Might there be a new concessions company running the lodgings and retail outlets at Shenandoah National Park? Stay tuned, as the Park Service recently released a prospectus soliciting proposals for a 10-year concession contract for the park.
Concession facilities in the park are currently provided by ARAMARK Sports and Entertainment Services under a 20-year contract that commenced in 1985. The current contract has been on one-year renewals for the past eight years.
The new contract includes lodging, food service, and retail operations at each of the park’s three lodging facilities (Big Meadows Lodge, Skyland Resort, and Lewis Mountain Cabins), plus food service and retail operations at Elkwallow, Big Meadows Wayside, and Loft Mountain.
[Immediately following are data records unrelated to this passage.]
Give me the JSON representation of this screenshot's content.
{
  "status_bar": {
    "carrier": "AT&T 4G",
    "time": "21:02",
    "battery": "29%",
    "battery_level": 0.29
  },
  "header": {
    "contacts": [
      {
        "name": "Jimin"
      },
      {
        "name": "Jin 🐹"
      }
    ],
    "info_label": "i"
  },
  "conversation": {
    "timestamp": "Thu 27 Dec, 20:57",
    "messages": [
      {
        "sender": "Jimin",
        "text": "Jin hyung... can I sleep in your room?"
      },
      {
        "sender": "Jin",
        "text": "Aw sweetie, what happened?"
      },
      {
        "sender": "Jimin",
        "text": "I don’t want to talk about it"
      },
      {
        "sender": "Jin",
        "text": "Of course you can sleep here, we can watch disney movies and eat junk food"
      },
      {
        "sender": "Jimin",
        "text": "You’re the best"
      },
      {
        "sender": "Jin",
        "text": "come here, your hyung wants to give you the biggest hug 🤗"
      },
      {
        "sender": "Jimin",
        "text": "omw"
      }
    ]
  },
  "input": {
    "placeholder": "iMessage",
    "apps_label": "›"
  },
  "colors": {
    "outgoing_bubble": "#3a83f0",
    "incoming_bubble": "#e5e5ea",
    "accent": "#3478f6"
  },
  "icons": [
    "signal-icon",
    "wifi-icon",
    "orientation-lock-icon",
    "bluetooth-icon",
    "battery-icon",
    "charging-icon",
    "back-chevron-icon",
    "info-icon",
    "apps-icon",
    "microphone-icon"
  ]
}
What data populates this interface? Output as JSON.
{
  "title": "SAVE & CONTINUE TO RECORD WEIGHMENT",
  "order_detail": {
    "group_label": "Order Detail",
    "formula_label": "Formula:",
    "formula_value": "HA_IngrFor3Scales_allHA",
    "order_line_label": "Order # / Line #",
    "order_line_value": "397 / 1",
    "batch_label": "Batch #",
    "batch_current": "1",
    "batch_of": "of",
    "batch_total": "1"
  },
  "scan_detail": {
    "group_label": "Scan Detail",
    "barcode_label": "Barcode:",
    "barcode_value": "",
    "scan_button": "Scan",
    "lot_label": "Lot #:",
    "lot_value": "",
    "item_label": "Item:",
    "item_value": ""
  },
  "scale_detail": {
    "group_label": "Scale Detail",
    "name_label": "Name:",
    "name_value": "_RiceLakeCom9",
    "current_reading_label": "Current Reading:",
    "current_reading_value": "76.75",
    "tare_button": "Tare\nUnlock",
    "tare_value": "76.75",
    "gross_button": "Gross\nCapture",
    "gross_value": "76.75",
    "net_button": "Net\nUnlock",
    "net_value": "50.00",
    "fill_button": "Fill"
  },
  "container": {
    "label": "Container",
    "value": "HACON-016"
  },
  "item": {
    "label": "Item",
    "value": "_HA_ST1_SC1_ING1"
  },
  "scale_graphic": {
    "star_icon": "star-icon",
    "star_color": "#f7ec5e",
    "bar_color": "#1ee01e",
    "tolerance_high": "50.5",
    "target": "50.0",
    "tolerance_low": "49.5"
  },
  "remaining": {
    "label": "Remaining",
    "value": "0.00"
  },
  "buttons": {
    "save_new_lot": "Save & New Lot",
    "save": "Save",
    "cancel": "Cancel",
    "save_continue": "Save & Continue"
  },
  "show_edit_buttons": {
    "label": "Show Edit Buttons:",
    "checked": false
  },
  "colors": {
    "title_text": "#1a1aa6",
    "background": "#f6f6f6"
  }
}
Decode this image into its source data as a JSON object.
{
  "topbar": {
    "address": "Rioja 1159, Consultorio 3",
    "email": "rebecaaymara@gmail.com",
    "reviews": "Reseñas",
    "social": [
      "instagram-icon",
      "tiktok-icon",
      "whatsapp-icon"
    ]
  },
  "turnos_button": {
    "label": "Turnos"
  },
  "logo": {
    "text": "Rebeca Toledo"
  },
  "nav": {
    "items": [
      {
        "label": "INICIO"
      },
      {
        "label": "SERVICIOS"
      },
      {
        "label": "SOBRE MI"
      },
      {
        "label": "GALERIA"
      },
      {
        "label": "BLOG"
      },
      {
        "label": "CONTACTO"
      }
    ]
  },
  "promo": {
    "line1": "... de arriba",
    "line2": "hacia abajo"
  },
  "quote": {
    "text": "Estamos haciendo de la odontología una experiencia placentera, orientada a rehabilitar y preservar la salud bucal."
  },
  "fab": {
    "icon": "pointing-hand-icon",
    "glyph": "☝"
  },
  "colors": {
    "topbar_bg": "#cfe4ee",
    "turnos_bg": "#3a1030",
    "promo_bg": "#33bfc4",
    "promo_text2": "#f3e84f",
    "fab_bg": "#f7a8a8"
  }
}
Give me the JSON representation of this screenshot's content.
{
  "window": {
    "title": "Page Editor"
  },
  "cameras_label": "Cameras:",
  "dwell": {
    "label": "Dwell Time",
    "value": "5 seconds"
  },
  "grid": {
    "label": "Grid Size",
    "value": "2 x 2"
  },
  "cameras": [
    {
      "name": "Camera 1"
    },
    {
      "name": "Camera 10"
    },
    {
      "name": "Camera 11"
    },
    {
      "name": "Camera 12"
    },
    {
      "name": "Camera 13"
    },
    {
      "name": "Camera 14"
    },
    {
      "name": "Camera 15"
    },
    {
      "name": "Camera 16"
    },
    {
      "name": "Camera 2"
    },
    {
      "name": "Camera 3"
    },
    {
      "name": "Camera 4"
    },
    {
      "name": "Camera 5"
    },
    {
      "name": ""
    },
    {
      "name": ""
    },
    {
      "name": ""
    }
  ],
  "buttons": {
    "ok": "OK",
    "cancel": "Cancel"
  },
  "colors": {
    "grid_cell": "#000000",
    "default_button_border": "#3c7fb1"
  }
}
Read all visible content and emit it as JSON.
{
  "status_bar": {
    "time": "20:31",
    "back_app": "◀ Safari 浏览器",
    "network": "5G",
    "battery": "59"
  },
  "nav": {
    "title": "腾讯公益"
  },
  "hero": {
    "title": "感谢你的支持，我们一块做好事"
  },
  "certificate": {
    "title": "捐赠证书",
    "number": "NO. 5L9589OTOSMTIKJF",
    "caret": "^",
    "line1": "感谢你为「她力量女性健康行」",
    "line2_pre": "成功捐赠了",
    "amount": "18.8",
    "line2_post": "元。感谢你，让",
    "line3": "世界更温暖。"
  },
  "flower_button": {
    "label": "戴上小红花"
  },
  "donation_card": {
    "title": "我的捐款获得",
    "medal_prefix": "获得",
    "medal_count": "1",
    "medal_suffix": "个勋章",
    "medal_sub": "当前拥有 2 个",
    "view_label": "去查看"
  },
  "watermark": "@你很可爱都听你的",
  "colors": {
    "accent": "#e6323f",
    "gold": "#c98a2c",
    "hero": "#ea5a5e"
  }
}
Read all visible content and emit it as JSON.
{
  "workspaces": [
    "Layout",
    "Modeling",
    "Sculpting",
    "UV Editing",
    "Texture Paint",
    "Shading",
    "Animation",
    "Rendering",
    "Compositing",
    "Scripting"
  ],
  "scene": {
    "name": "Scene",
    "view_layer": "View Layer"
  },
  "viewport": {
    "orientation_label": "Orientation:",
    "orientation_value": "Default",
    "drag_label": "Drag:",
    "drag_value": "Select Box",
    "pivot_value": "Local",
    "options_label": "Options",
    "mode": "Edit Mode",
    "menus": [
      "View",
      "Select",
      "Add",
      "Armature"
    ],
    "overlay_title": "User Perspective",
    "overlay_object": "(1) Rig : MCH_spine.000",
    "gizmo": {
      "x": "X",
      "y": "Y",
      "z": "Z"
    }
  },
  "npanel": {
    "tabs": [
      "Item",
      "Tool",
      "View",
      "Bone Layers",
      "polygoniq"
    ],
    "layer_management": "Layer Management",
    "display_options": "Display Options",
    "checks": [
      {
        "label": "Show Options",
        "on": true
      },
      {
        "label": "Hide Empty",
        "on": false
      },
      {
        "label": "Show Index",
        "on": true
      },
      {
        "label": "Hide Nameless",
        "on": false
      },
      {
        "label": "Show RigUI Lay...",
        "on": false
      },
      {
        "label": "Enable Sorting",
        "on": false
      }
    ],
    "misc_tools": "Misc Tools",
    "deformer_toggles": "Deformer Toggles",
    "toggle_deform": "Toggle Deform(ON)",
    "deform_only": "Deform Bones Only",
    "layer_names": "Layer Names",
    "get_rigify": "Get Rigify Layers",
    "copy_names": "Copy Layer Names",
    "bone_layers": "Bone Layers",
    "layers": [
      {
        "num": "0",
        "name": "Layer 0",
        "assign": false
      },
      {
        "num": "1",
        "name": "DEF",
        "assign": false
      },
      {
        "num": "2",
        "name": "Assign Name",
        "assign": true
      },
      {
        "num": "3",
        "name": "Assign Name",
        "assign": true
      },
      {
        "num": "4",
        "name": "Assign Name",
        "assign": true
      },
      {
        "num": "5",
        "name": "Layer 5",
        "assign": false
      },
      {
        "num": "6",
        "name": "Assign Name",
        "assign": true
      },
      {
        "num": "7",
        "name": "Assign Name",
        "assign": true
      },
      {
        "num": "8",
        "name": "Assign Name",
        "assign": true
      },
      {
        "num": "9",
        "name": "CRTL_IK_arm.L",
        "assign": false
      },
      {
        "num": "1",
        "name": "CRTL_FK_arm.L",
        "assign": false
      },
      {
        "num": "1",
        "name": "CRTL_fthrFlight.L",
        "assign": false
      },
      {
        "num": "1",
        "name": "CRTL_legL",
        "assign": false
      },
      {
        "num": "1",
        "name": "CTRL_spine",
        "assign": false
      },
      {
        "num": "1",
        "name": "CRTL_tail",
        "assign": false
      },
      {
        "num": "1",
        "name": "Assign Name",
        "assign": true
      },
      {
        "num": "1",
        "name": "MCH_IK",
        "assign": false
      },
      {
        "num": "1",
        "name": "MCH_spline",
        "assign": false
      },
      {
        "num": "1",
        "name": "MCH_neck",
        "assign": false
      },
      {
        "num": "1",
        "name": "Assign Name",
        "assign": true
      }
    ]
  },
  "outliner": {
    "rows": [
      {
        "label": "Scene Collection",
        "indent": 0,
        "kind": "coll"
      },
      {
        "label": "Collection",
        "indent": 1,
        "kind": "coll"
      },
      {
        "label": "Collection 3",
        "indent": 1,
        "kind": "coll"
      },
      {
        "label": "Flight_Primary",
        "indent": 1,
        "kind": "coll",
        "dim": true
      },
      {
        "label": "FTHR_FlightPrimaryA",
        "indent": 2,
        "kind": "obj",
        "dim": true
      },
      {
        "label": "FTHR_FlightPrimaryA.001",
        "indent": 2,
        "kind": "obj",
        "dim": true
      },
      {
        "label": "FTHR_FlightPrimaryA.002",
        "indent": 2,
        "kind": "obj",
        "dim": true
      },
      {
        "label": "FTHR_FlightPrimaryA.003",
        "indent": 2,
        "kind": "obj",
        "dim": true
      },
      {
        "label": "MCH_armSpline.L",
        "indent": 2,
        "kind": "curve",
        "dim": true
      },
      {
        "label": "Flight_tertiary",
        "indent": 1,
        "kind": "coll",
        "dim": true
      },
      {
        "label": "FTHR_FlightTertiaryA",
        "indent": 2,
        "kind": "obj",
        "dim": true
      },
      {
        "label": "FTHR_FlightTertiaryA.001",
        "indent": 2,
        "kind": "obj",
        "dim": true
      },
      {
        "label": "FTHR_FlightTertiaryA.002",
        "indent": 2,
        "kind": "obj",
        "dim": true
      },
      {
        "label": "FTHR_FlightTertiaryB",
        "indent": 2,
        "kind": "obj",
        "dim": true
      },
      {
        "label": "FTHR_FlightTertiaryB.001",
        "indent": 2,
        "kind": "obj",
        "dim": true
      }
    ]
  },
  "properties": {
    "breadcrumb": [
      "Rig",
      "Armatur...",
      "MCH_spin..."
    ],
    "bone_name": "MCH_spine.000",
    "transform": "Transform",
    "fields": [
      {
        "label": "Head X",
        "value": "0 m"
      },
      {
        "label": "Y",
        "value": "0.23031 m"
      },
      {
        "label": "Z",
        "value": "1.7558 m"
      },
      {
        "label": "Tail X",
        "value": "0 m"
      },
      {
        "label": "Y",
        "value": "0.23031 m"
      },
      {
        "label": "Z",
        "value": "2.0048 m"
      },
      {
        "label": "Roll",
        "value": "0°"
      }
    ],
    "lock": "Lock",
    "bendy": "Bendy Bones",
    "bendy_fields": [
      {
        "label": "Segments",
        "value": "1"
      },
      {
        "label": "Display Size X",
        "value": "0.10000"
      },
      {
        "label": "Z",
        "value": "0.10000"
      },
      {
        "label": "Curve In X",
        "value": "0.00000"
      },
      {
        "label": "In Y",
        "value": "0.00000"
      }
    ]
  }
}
Horseback riding at Skyland Resort and gas pumps at three park locations are also included.
The winning bidder (if other than ARAMARK) will be required to pay ARAMARK $10.3 million for possessory interest, $3.3 million for personal property, and $108,000 for inventory. The possessory interest does not include ARAMARK’s support facilities outside the park.
In addition, the Park Service is requiring an outlay of $675,000 for facility and personal property improvements, plus nearly $1 million for deferred maintenance.
The total outlay required of a new concessionaire is over $15 million. The contract stipulates a 1 percent annual franchise fee, plus an annual repair and maintenance reserve of 6.6 percent. The existing contract requires an annual 2 percent franchise fee plus a 3 percent capital improvement contribution.
According to the NPS, revenues generated during 2008, 2009, and 2010 by facilities included in the contract were $13.7 million, $12.8 million, and $13.7 million, respectively.
Recreation visits to Shenandoah peaked in the early 1990s and in 2010 were about 60 percent of visits 20 years earlier. Overnight stays in the park have trended upward since 2003, but remain substantially below overnight stays in the early 1980s.
Proposals for the contract are due April 16th, with the new agreement to become effective January 1, 2013.